Penalty burden greater in hospitals serving disadvantaged patients

The Hospital Readmissions Reduction Program (HRRP) initiated by the Patient Protection and Affordable Care Act levies financial penalties against hospitals with excess 30-day Medicare readmissions. In a new study, researchers at the University of Tennessee Health Science Center and Virginia Commonwealth University set out to understand the HRRP’s penalty burden during the program’s first five years, focusing on the characteristics of hospitals that received penalties during all of those years; how penalties changed over time; and the relationship between baseline and subsequent performance.
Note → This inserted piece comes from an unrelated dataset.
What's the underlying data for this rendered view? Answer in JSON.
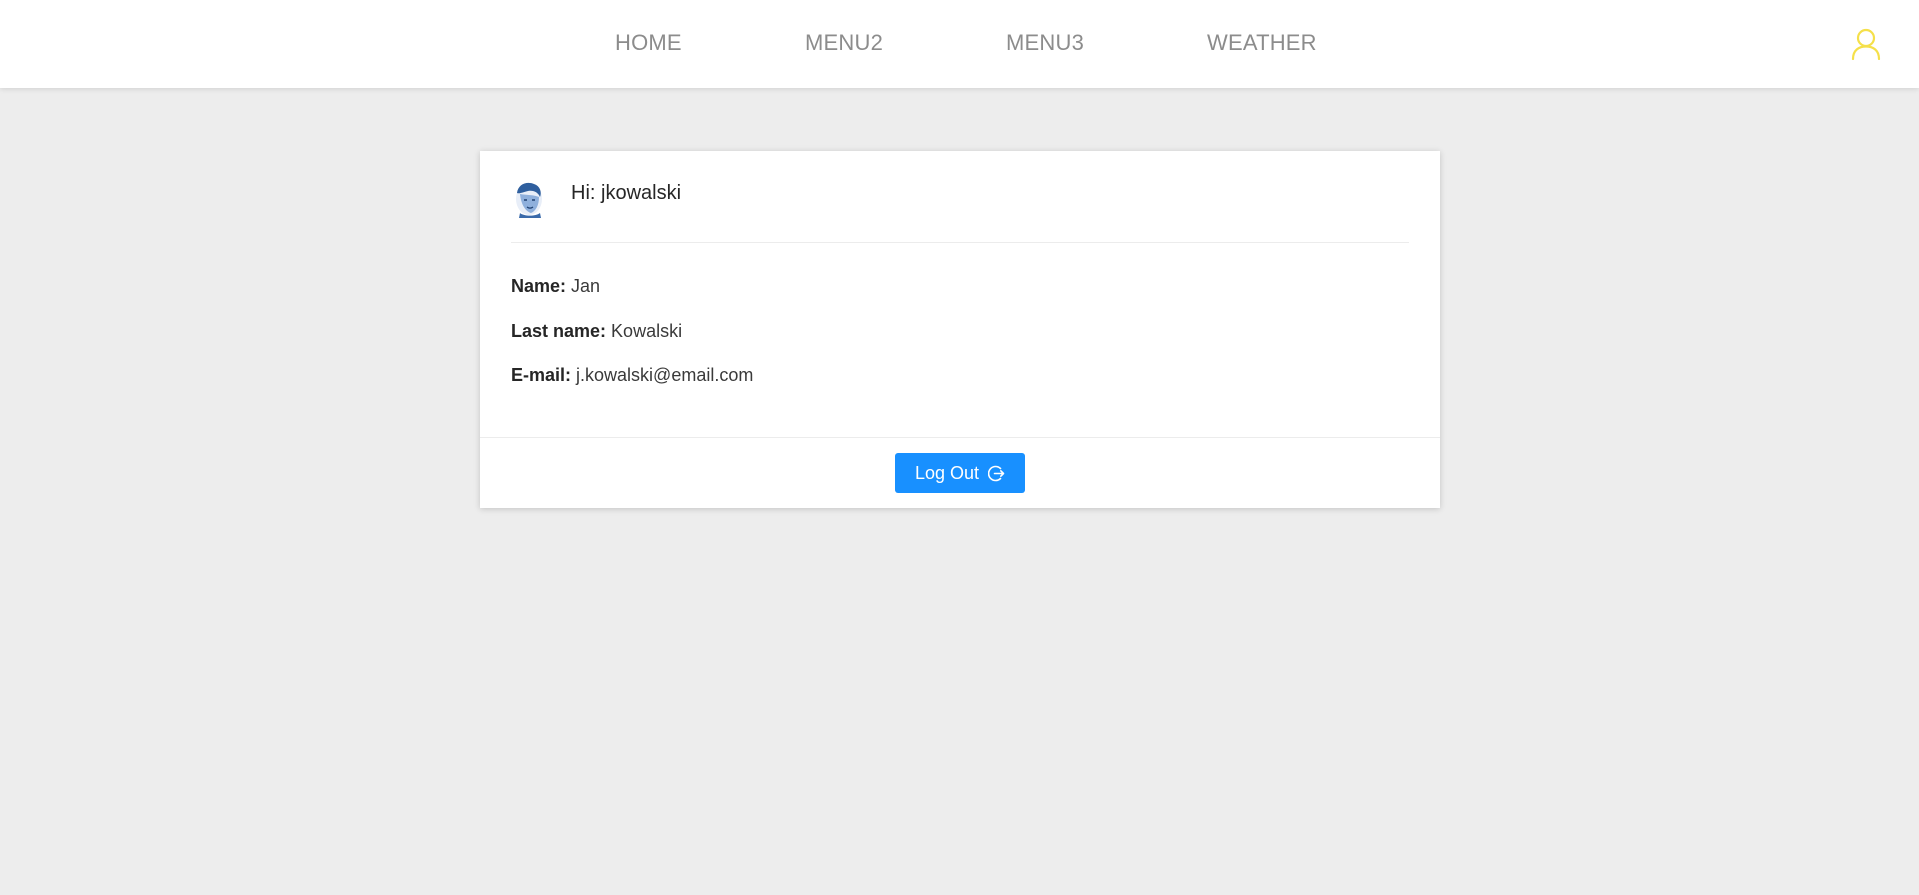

More than half of participating hospitals were penalized by the Centers for Medicare and Medicaid Services during all five years of the program. From fiscal years 2013 to 2017, the growth in average penalties was modest––doubling from 0.29% to 0.60%––despite increasing opportunities for penalization, the authors found. The penalty burden was greater in hospitals that were urban, major teaching, large, or for-profit and that treated larger shares of Medicare or socioeconomically disadvantaged patients.

Surprisingly, hospitals treating larger proportions of medically complex Medicare patients had a lower cumulative penalty burden compared with those treating fewer proportions of these patients, according to the study.

The authors also found that hospitals with high baseline penalties during the first year continued to receive significantly higher penalties during subsequent years.

In cases where hospitals often received penalties, the authors saw “a sizable financial impact on particular hospitals, limiting their ability to meet the needs of the populations they serve and [to] invest in quality improvement activities.”

The authors note that the 21st Century Cures Act allows the HRRP to adjust for patients’ socioeconomic status beginning in fiscal 2019, but the researchers suggest that policymakers should investigate other alternatives that could retain incentives for hospitals to reduce readmission rates without the counterproductive financial “side effects” of persistent penalization.